Nada podiam eles fazer, senão proibi-los de falar em nome de Jesus e ameaçá-los, pois, tanto as evidências, quanto a reação do povo eram favoráveis aos apóstolos. Antes de saírem, Pedro e João, corajosamente manifestaram ao Sinédrio a disposição de obedecer a Deus a qualquer preço. Não devemos nos abater com as perseguições pois há uma autoridade maior, nosso Deus Todo-Poderoso, que nos guarda e nos assiste nesses momentos. É a ele que devemos obediência!

2.4 O reencontro com a igreja (At 4.23-31)

É possível imaginar o alívio dos apóstolos após a liberação, bem como o anseio e a expectativa de se encontrarem com os irmãos, que certamente estavam em oração por eles.

a) O compartilhamento das experiências vivenciadas (At 4.23)

Como família da fé é natural e importante que busquemos o convívio dos irmãos para mantermos comunhão e compartilharmos as experiências vividas. Desta forma poderemos apoiar e ajudar efetivamente uns aos outros, bem como orar com mais conhecimento de causa uns pelos outros.

b) A oração (At 4.24-30)

Na oração expressa nestes versículos verifica-se:

  • Uma invocação ao Deus Criador e Sustentador de todas as coisas, que tudo governa.
  • A palavra profética, ora realizada, das investidas contra o Senhor Deus e o seu Ungido.
  • Uma súplica ao Senhor para que mesmo diante de tantas ameaças pudessem continuar a anunciar o evangelho e a operar milagres. 

c) O revestimento do Espírito (At 4.31)

Como resposta divina a oração, o Espírito do Senhor se manifestou de forma extraordinária, enchendo-os e concedendo-lhes intrepidez para seguirem em frente, cumprindo sua missão. O que aconteceu aqui podemos chamar de um novo pentecoste, o “pentecoste eclesiástico”.

CONSIDERAÇÕES FINAIS

Desde o início da história, desde o Éden, o grande objetivo de Satanás tem sido o de afastar o ser humano de Deus e da sua vontade. A perseguição é uma das suas opções estratégicas, provavelmente utilizada quando as outras não surtem o efeito desejado. Entretanto, muitas vezes, o resultado é exatamente o oposto; os cristãos perseguidos se tornam fortes instrumentos de Deus no avanço da fé.

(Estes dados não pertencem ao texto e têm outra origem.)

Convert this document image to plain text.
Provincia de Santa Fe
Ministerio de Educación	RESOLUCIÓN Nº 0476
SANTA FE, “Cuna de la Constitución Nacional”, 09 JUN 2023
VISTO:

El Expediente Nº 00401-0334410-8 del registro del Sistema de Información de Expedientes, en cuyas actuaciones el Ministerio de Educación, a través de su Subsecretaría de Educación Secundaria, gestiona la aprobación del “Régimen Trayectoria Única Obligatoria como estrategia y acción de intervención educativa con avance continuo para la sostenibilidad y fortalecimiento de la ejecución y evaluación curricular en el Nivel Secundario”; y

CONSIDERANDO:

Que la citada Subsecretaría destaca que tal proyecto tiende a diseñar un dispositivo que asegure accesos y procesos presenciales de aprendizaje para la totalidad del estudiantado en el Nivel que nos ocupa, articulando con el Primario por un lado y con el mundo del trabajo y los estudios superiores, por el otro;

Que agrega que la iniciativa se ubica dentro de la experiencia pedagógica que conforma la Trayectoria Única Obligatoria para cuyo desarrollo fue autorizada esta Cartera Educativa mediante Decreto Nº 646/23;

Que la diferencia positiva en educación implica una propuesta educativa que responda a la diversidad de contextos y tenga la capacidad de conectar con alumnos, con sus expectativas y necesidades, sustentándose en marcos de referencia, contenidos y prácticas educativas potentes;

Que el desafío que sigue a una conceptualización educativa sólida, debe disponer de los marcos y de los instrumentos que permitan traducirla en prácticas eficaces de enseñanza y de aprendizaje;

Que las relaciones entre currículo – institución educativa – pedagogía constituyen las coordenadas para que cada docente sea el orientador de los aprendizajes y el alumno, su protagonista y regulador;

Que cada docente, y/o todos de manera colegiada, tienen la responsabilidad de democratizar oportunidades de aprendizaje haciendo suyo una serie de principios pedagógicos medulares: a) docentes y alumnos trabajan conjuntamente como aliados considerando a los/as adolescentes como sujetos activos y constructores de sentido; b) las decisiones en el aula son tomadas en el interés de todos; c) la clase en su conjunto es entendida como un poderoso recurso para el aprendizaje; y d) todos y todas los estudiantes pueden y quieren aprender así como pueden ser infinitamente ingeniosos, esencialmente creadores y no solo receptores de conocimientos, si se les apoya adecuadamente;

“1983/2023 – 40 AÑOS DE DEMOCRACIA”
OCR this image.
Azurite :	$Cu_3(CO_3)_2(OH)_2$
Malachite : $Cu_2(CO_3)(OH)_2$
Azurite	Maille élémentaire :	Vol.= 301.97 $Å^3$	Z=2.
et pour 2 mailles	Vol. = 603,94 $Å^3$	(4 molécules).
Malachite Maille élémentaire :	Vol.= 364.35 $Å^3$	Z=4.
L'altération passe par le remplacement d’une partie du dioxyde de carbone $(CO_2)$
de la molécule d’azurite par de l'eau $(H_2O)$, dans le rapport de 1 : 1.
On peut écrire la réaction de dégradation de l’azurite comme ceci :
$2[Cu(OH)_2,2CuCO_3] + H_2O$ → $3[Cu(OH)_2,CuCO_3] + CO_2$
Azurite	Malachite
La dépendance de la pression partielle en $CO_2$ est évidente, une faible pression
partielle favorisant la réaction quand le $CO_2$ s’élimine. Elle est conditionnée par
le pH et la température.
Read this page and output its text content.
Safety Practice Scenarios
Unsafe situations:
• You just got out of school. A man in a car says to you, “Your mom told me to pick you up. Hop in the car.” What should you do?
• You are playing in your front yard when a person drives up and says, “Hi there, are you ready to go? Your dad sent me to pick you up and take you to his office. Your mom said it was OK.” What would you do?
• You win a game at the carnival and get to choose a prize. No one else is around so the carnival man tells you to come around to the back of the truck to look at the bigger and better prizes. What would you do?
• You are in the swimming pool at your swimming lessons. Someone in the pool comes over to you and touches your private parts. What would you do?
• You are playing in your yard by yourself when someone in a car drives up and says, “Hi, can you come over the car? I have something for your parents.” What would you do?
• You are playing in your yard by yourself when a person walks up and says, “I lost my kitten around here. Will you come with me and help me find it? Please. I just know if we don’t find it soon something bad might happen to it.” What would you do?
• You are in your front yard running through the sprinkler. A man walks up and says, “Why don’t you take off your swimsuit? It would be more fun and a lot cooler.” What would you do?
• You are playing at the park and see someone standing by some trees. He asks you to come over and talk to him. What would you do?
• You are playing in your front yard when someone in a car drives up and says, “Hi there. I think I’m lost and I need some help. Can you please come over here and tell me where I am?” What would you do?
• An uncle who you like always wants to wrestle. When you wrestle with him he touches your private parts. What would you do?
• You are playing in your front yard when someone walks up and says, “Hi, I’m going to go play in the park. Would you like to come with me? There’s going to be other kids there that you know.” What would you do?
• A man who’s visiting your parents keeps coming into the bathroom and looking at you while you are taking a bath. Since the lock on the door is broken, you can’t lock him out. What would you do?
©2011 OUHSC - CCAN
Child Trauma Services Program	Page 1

Pregar ou defender os bons costumes, a família e os valores judaico-cristãos, significa atrair e desencadear todas as forças movidas pelo inferno em sua direção. Porém, Deus é o nosso refúgio e fortaleza e não nos desampara. Nada escapa ao seu governo e controle sobre tudo e sobre todos. Além disso, vale ressaltar que foi através da grande perseguição contra a igreja em Jerusalém que os cristãos foram dispersos e o Evangelho se espalhou (At 8).

Finalmente, é lamentável ter que citar aqui a existência de “fogo amigo”, quando cristãos perseguem cristãos. Porém mesmo em situações tão negativas como essa, que podem servir de escândalo para os incrédulos, Deus tem os seus propósitos e caminhos em toda e qualquer circunstância, sendo capaz de transformar o mal em bem.


[1] Laico: significa o que ou quem não pertence ou não está sujeito a uma religião ou não é influenciado por ela.

[2] Laicista: Quem segue ou defende o laicismo, doutrina ou ideologia que prega a não intervenção das organizações religiões em instituições políticas e sociais.